Discussion: These findings underscore the potential of P. aeruginosa in understanding microbial interactions and developing strategies to combat fungal infections. The study highlights the importance of investigating bacterial-fungal interactions and the role of pyocyanin in antimicrobial activity. Further research in this area could lead to the development of novel therapeutic approaches for combating multidrug-resistant infections.
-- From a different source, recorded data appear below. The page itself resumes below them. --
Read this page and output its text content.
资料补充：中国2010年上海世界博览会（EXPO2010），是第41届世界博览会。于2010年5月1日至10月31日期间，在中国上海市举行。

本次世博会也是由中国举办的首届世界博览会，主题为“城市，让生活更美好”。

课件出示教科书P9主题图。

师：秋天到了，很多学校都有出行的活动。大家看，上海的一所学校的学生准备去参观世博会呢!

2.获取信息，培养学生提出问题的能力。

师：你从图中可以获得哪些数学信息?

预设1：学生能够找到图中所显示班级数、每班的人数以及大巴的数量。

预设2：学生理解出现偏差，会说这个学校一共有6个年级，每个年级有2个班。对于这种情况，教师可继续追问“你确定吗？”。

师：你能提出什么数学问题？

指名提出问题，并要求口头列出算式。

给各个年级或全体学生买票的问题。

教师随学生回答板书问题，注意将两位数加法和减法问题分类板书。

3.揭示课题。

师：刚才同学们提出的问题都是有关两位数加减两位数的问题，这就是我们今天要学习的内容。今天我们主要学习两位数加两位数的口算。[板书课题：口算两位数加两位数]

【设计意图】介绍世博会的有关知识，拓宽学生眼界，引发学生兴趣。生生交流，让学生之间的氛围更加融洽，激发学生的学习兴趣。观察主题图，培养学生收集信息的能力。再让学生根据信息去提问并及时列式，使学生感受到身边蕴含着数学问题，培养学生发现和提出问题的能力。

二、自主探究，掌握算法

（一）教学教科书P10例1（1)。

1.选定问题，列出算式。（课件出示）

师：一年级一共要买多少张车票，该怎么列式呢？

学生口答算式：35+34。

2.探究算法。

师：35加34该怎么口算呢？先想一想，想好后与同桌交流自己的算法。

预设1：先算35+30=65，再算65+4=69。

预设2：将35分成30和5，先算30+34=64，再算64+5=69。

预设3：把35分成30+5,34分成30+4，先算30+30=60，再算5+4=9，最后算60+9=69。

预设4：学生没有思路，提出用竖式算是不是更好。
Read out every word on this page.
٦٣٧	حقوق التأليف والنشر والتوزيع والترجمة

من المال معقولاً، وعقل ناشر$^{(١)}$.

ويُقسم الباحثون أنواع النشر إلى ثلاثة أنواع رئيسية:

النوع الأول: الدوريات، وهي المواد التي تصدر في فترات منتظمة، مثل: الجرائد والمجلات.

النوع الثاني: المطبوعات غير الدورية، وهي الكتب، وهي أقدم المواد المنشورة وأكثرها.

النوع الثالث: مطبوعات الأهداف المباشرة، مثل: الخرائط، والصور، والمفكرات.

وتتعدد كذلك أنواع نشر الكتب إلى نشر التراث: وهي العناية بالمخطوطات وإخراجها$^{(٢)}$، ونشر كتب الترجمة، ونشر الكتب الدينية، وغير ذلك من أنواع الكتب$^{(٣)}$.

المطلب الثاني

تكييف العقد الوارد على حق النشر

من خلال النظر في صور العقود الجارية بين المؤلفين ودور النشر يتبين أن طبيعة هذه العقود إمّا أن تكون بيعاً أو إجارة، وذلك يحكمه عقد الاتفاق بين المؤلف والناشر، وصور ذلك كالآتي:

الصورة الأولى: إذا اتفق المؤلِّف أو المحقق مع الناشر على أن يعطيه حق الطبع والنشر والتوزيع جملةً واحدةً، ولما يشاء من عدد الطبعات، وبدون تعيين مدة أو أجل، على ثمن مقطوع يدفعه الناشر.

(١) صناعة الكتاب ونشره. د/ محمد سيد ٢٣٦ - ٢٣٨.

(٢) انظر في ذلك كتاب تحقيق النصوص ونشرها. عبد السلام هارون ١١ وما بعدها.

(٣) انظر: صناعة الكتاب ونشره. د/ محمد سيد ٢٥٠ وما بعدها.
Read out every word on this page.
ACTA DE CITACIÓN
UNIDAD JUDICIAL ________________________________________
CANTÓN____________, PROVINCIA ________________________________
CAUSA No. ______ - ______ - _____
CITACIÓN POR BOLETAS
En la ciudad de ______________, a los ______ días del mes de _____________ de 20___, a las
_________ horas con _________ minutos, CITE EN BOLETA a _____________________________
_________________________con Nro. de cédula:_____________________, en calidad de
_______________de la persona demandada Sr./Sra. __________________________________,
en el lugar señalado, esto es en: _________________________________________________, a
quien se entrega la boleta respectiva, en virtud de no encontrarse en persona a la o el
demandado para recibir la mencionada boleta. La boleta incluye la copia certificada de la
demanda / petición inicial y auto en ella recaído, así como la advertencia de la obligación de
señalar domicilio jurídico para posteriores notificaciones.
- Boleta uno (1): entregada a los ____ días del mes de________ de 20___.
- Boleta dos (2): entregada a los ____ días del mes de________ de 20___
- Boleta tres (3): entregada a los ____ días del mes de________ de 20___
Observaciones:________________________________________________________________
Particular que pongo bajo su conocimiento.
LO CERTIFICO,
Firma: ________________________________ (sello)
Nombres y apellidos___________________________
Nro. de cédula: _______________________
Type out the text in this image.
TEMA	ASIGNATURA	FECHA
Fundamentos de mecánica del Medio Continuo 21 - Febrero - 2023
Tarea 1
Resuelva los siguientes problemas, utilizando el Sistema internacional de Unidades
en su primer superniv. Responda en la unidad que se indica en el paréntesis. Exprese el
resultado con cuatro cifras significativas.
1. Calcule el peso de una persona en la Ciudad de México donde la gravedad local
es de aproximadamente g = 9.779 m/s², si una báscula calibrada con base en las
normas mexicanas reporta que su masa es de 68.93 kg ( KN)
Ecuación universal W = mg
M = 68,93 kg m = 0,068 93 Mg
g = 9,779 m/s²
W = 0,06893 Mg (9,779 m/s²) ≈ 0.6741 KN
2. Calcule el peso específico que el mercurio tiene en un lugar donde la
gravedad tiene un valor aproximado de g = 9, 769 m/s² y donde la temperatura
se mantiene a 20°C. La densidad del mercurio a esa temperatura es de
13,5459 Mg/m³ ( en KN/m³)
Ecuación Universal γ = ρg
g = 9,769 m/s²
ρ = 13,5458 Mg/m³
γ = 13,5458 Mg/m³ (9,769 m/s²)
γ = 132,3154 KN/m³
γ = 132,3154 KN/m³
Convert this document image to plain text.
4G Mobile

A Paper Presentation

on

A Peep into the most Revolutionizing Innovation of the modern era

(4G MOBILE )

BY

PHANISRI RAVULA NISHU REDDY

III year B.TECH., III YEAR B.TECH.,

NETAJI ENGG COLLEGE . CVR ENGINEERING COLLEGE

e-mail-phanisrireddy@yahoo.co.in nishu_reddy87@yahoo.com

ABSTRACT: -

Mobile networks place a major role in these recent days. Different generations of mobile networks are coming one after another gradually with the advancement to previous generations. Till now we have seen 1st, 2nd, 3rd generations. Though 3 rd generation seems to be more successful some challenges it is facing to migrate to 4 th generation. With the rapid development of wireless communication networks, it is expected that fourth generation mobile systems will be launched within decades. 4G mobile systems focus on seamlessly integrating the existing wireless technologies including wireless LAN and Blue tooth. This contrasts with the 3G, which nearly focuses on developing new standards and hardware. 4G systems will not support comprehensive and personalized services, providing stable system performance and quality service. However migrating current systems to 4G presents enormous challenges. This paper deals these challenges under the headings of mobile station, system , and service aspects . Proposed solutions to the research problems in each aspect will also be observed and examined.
Keywords: Pseudomonas aeruginosa; anti-candida; antifungal; drug resistance; exopolysaccharide; plasmid; pyocyanin.

Figure 1

In a culture incubator at 35°C, the Pseudomonas aeruginosa bacterial strain displayed a greenish pyocyanin pigmentation when exposed to ultraviolet light after a 3-days. (A) A plate showing the bacterial colony on Kings B agar plates, with the characteristic greenish pigmentation visible under ultraviolet light. (B) A purified bacterial culture demonstrating fluorescent pigmentation on a medium plate, with the pigmentation appearing greenish under ultraviolet light. (C) A liquid medium containing the bacterial strain GZB16/CEES1 exhibits the distinctive greenish pigmentation of pyocyanin.

Figure 2

The Neighbor-Joining method constructed the evolutionary relationships of GZB16/CEES1 strains of Pseudomonas aeruginosa. The phylogenetic tree was created according to the scale and branch lengths in the same units. The analysis involved nucleotide sequences, and gaps and missing data were eliminated in all positions. Evolutionary analyses were conducted in MEGA7.

Figure 3

Susceptibility patterns of bacterial strains against the applied total antibiotics.

Figure 4

Plasmid DNA isolation and purification by gel electrophoresis analysis, Lane 1 shows the ladder, and Lane 2 reveals the plasmid band. Further, these plasmid bands appeared in the transformed E. coli cells when incubated with P. aeruginosa.

Figure 5

Bacterial strain of P. aeruginosa (A) plasmid containing bacterial strain showed resistance against multiple antibiotic discs (B) without plasmid bacteria stain highly sensitive against similar antibiotics.

Figure 6

Exopolysaccharide synthesis by Pseudomonas isolates at 5% sucrose as an external C- source.

Figure 7

Bacterial pyocyanin synthesis with bacterial biomass at optimum condition.

Figure 8

Pyocyanin effect on the candida albicans growth in (A) zone inhibition assay (B) pyocyanin production and effect on candida survivability.

Figure 9

The scanning electron microscope image reveals the Pseudomonas aeruginosa bacterial cells directly attached to the Candida albicans cells and damaged them.